Despite the accolades given to the team leader, the Tour de France is a team sport. Every winner is supported by a team of fellow cyclists who have worked together to deliver victory. I have learned a lot of leadership lessons as a cyclist, and by watching the Tour de France.

One of those lessons is the role of the team compared to the role of the leader. If you’ve ever taken a management class, you may have heard that the role of the manager is to remove obstacles from the team members, so they can accomplish the mission. There is a lot of truth in this statement. However, cyclists look at leadership a little differently.

On a cycling team, the role of the team is to protect the leader. The role of the leader is to protect the mission.

On a cycling team, the role of the team is to protect the leader. The role of the leader is to protect the mission. If you watch the Tour de France, you will notice that the team leaders are rarely in front. Most of the time, they are behind their teammates. The team is breaking the wind, protecting the leader from fellow cyclists, and responding to breakaway attacks on the road—based on the instructions from the team leader.

The team leader’s role is to protect the mission for the day, and for the overall race.
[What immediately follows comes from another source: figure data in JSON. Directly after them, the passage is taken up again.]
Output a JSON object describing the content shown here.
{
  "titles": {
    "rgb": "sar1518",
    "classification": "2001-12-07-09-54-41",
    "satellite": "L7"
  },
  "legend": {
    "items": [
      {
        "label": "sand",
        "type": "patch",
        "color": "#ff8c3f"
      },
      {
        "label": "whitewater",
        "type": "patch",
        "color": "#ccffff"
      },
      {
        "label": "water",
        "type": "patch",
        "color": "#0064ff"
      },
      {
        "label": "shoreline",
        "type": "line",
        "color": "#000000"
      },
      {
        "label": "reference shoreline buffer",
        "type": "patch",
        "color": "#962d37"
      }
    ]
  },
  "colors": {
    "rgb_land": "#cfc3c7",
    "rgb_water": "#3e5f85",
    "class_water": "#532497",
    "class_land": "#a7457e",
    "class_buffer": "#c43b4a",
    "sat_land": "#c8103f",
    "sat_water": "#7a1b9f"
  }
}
They are the ones who decide which breakaway attacks need to be followed. They are the ones who adjust the plans based on what is happening during the race.

What would that look like in Toastmasters? It might look like team members staying focused on accomplishing their tasks so the team leader can stay focused on the mission. It might look like team leaders truly empowering teams to accomplish their roles without micromanagement. Perhaps it might look like everyone providing positive support to one another in the same tone and manner as we provide speech evaluations.

What about you and your team? How are you operating? Are you removing obstacles from your team’s path? Are you empowering them to accomplish their job without micromanaging them? Are you providing positive and supportive feedback to each other?

I encourage you to explore this concept in your team. If you do, you may find some great opportunities to work together even more effectively than you do today.